Sanderson Media

Cooking crabs and fish on a steam train

Wednesday, January 3, 2007

Retired Queensland train driver, Henry Challinor, with his sturdy all purpose railway lunch box.

It was a typical Central Queensland summer’s day in 1955 when fireman Henry Challinor, teamed with his dad Harry, a train driver, to bring a steam engine and goods wagons slowly back from Port Alma to Rockhampton.

Henry loved firing for his dad and they were both keen sporting types. Sometimes the Port Alma run might take about 14 hours as there was often a load of meat, tallow, hides or pineapples to be shunted and unloaded for export.

Here was a team that didn’t mind telling their mates how many crabs they potted or fish they caught during their long workday. Sometimes the smell of cooked crab and fish lingered in the cabin for the next crew. The electric train engines and diesel locomotives of today would hardly pass as pie warmers by comparison.

Crabs steamed in railways toolbox

On the way home the cooking was done in a railways department metal bucket with just enough steam syphoning onto the deceased crabs. It was a tool bucket under normal circumstances.

Fish were wrapped in brown paper and placed on a ledge above the steam train’s boiler. After a couple of hours, the aroma of grilled fish galvanised the appetite of the gourmet team who then worked with renewed vigour.

Long before the invention of alfoil, Henry and his Dad wrapped the fish too sparingly in paper, only to see half of it stick to the boiler. Fuming would be a fair description of the following crew who had to endure the smell of welded fish for their entire workday.

Bacon and eggs fried on fireman’s shovel

The fireman’s shovel was a personal thing. A bit of a scrub and it could be used to fry eggs, steak and snags.

In the old days a train driver might have begun his career as a lad porter. In 1947 Henry Challenor started as an engine cleaner and within ten years became a fireman and finally a driver.
For the public, steam trains have charm and appeal but only the engine crew knew how much hard work it took to keep them oiled, watered stocked with coal and rolling down the track.


Henry drives one of the last steam trains to rumble through Rockhampton.

Today a railway employee would need to live at the local gym to get that much exercise. A sturdy galvanised iron lunch box was standard equipment for the train crew. There was room for meat, vegetables, sandwiches, cutlery, spanners, toothbrush, a good book and even a compartment for pyjamas.

You’ll rip its fur off you mug

Sometimes the crew would be away for up to 36 hours at a time and some sporting drivers caught more than fish. On one occasion driver Dave Kerr stopped his train out between Duchess and Djarra, took his rifle and plugged a kangaroo for pet food.
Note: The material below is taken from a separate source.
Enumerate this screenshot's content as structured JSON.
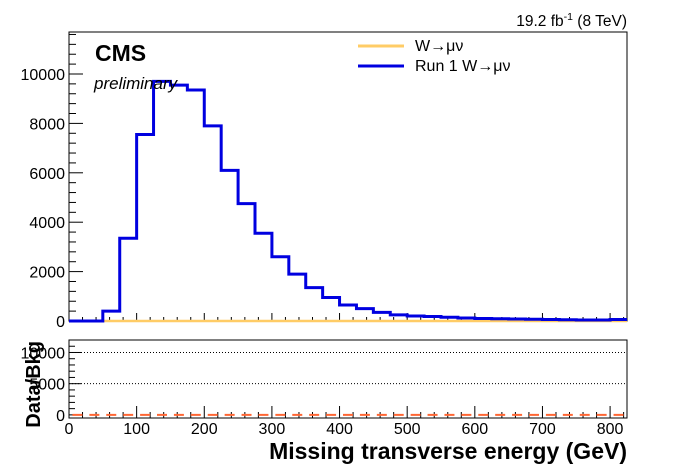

He’d done it heaps of times before.

However as he dragged the dead animal back to the locomotive, a stentorian voice rang out from the rear of the train, “don’t drag it you mug, you’ll rip it’s fur off.” It was a railway train inspector and Kerr didn’t know he was on board.
There were no toilets on early steam and diesel locomotives but the many railway sidings with ablution facilities showed a considerate railways department.

Diarrhoea and long-distance train driving

A long trip however could be a real problem. In the outback on a goods train a crew member could duck behind a few trees hoping a distant ringer might think he was taking notes or looking for a signal box. There isn’t time to elaborate on the driver who suffered diarrhoea from a moving outback train or the fireman who rendered his shovel an unsuitable cooking implement when he couldn’t wait for the next toilet.

Did cow catchers really work?

In theory, a cow catcher was supposed to hoist a wandering cow into the air and throw it clear off the line. Once out near Capella, around 1958, a big red heifer decided to end it all by standing in front of Henry’s train as it came down a hill and rounded a bend.
Even the emergency brake didn’t stop it getting well and truly jammed underneath. Henry reversed the train while the crew tried to extract as much as they could in the way of beef, rump, bones, chops or whatever.

Cow was etched underneath the boiler

On arriving in Capella he parked the engine over a pit to remove the rest of the animal. “By that stage you’d swear someone had painted a cow underneath the boiler, remembers Henry.